Striking the right balance between structured governance and innovation will be essential as adoption grows.

Why Human Oversight Still Matters

Despite the potential of AI to automate many processes, Raw stressed that human expertise will remain essential.

AI systems can analyse vast amounts of data and identify patterns, but experienced professionals are still needed to interpret results and recognise when something does not look right.

For example, risk managers may detect subtle warning signs based on their experience and contextual understanding, insights that automated systems alone may struggle to replicate.

Human oversight also plays a critical role in addressing the ethical implications of AI, ensuring that models produce outcomes that are fair, transparent and aligned with organisational values.

AI’s Growing Role in Operational Resilience

Looking ahead, Raw suggested that AI is likely to become an increasingly important component of operational resilience across the financial sector.

In his role co-chairing the Cross-Market Operational Resilience Group with the Bank of England, Raw noted that discussions around AI are becoming more frequent among regulators and industry participants.

Both the opportunities and the risks associated with AI are now central to conversations about the resilience of financial institutions.

AI could potentially help organisations detect threats more quickly, respond to incidents faster and strengthen the stability of their operational systems.

At the same time, businesses must also prepare to defend against new forms of AI-enabled cyber threats.

A Sector Watching the Rapid Evolution of AI

While many questions remain about how AI will ultimately reshape cybersecurity and operational resilience, one conclusion from the roundtable was clear: the industry is entering a period of rapid technological change.
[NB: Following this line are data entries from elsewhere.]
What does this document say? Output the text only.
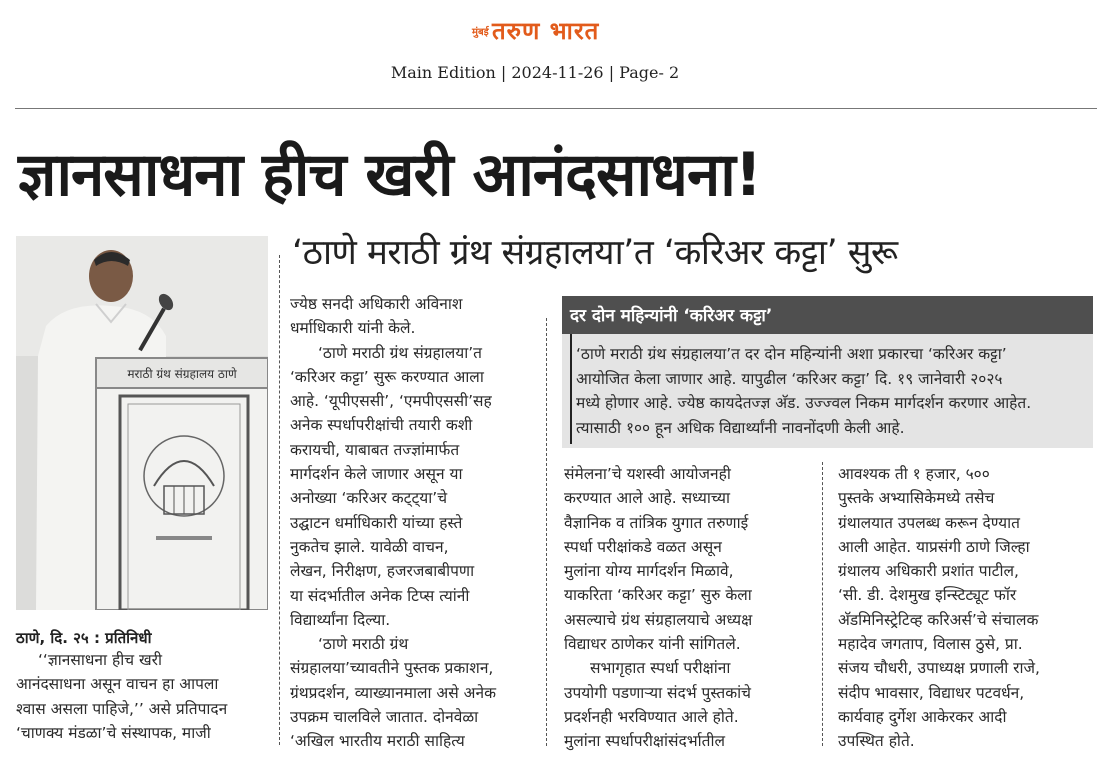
मुंबई तरुण भारत
Main Edition | 2024-11-26 | Page- 2
ज्ञानसाधना हीच खरी आनंदसाधना!
‘ठाणे मराठी ग्रंथ संग्रहालया’त ‘करिअर कट्टा’ सुरू
मराठी ग्रंथ संग्रहालय ठाणे
ठाणे, दि. २५ : प्रतिनिधी

‘‘ज्ञानसाधना हीच खरी

आनंदसाधना असून वाचन हा आपला

श्वास असला पाहिजे,’’ असे प्रतिपादन

‘चाणक्य मंडळा’चे संस्थापक, माजी

ज्येष्ठ सनदी अधिकारी अविनाश

धर्माधिकारी यांनी केले.

‘ठाणे मराठी ग्रंथ संग्रहालया’त

‘करिअर कट्टा’ सुरू करण्यात आला

आहे. ‘यूपीएससी’, ‘एमपीएससी’सह

अनेक स्पर्धापरीक्षांची तयारी कशी

करायची, याबाबत तज्ज्ञांमार्फत

मार्गदर्शन केले जाणार असून या

अनोख्या ‘करिअर कट्ट्या’चे

उद्घाटन धर्माधिकारी यांच्या हस्ते

नुकतेच झाले. यावेळी वाचन,

लेखन, निरीक्षण, हजरजबाबीपणा

या संदर्भातील अनेक टिप्स त्यांनी

विद्यार्थ्यांना दिल्या.

‘ठाणे मराठी ग्रंथ

संग्रहालया’च्यावतीने पुस्तक प्रकाशन,

ग्रंथप्रदर्शन, व्याख्यानमाला असे अनेक

उपक्रम चालविले जातात. दोनवेळा

‘अखिल भारतीय मराठी साहित्य

दर दोन महिन्यांनी ‘करिअर कट्टा’
‘ठाणे मराठी ग्रंथ संग्रहालया’त दर दोन महिन्यांनी अशा प्रकारचा ‘करिअर कट्टा’
आयोजित केला जाणार आहे. यापुढील ‘करिअर कट्टा’ दि. १९ जानेवारी २०२५
मध्ये होणार आहे. ज्येष्ठ कायदेतज्ज्ञ अ‍ॅड. उज्ज्वल निकम मार्गदर्शन करणार आहेत.
त्यासाठी १०० हून अधिक विद्यार्थ्यांनी नावनोंदणी केली आहे.

संमेलना’चे यशस्वी आयोजनही

करण्यात आले आहे. सध्याच्या

वैज्ञानिक व तांत्रिक युगात तरुणाई

स्पर्धा परीक्षांकडे वळत असून

मुलांना योग्य मार्गदर्शन मिळावे,

याकरिता ‘करिअर कट्टा’ सुरु केला

असल्याचे ग्रंथ संग्रहालयाचे अध्यक्ष

विद्याधर ठाणेकर यांनी सांगितले.

सभागृहात स्पर्धा परीक्षांना

उपयोगी पडणाऱ्या संदर्भ पुस्तकांचे

प्रदर्शनही भरविण्यात आले होते.

मुलांना स्पर्धापरीक्षांसंदर्भातील

आवश्यक ती १ हजार, ५००

पुस्तके अभ्यासिकेमध्ये तसेच

ग्रंथालयात उपलब्ध करून देण्यात

आली आहेत. याप्रसंगी ठाणे जिल्हा

ग्रंथालय अधिकारी प्रशांत पाटील,

‘सी. डी. देशमुख इन्स्टिट्यूट फॉर

अ‍ॅडमिनिस्ट्रेटिव्ह करिअर्स’चे संचालक

महादेव जगताप, विलास ठुसे, प्रा.

संजय चौधरी, उपाध्यक्ष प्रणाली राजे,

संदीप भावसार, विद्याधर पटवर्धन,

कार्यवाह दुर्गेश आकेरकर आदी

उपस्थित होते.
Financial institutions are actively exploring how AI might improve their resilience while also recognising the need to strengthen governance, security and oversight frameworks.

For lenders operating in invoice finance and asset-based lending, the challenge will be to harness the benefits of AI while ensuring that cybersecurity and operational resilience remain robust.

As Raw observed, the role of AI in shaping the future resilience of financial services is becoming impossible to ignore.